Maud, an aging grandmother, is slowly losing her memory—and her grip on everyday life. Yet she refuses to forget her best friend Elizabeth, who she is convinced is missing and in terrible danger.
But no one will listen to Maud—not her frustrated daughter, Helen, not her caretakers, not the police, and especially not Elizabeth’s mercurial son, Peter. Armed with handwritten notes she leaves for herself and an overwhelming feeling that Elizabeth needs her help, Maud resolves to discover the truth and save her beloved friend.
This singular obsession forms a cornerstone of Maud’s rapidly dissolving present. But the clues she discovers seem only to lead her deeper into her past, to another unsolved disappearance: her sister, Sukey, who vanished shortly after World War II.
As vivid memories of a tragedy that occurred more than fifty years ago come flooding back, Maud discovers new momentum in her search for her friend. Could the mystery of Sukey’s disappearance hold the key to finding Elizabeth?
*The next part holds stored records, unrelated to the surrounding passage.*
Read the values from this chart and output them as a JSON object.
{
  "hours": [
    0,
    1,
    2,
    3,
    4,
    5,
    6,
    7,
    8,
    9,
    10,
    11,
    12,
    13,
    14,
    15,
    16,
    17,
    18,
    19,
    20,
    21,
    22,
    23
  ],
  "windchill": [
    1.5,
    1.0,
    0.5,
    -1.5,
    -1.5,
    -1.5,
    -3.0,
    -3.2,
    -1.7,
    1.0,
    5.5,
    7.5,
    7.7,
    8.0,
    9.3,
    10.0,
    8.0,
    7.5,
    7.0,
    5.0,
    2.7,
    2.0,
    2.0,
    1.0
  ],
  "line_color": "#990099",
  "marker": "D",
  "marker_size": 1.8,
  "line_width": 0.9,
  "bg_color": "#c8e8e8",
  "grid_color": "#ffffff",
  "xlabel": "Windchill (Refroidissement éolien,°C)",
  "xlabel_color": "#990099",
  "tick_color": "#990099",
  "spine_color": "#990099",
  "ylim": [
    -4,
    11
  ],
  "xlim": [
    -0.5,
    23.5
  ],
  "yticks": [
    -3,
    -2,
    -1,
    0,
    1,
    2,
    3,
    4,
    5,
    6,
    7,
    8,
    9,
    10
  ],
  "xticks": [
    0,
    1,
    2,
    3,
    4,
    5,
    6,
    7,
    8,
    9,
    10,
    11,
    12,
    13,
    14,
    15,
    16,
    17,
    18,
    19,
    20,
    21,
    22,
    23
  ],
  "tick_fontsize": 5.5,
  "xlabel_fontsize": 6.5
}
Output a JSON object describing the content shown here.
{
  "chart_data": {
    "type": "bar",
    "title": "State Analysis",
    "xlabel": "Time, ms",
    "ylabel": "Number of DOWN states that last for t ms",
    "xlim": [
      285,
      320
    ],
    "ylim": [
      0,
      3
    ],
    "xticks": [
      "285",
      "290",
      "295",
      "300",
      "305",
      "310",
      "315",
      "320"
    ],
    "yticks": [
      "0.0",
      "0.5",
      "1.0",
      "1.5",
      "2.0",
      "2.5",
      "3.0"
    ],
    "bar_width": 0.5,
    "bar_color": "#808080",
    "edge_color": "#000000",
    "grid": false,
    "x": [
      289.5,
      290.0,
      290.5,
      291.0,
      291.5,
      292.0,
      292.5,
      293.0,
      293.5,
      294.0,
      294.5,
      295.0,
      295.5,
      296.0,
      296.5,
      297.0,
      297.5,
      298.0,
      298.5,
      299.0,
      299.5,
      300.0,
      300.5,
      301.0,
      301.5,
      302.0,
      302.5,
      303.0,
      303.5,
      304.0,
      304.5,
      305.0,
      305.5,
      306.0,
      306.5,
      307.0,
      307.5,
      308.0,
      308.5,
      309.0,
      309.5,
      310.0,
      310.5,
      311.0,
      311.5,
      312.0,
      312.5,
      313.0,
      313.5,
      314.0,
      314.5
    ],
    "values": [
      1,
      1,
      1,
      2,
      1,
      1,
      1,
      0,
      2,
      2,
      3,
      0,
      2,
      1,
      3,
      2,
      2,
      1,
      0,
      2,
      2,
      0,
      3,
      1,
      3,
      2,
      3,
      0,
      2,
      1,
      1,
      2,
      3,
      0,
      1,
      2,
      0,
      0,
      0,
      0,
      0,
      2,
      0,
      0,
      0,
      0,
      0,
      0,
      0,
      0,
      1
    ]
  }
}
Well, that sounds like a rollercoaster, doesn’t it?
Three Things I Liked
- The overall mood
- A twist on dual perspectives
- The mysteries
- The whole idea of this mystery by written in the perspective of a lady with dementia is really good. I loved seeing the world through Maud’s eyes and understanding more about what life would be like for those with dementia as well as their family. When I was reading, I was wholly enveloped in the mood of the piece. Maud was sad, I was sad. Maud was angry, I was angry. Maud was worried about forgetting something, I was worried about forgetting something. I did get this lingering feeling of forgetting something a lot of the time after reading the book for a bit, and I love it when that happens.
- Unlike most of the dual (or more) perspective YA novels I have read recently, this is from the dual perspective… of the same person! Maud often fell into lapses of memory, and the reader along with her, but the interesting thing about this is neither Maud really knew the other, as Young Maud hadn’t become the other yet, and Old Maud could barely remember her past.
- The mysteries! I loved seeing how Old Maud stumbled around finding out what happened to Elizabeth. She constantly forgot what she was doing, but always managed to remember something was wrong… Elizabeth was missing. In Young Maud’s time, Sukey’s disappearance was the main focus of her days. I enjoyed the contrast, but also parallels, of these two mysteries and their unexpected connections.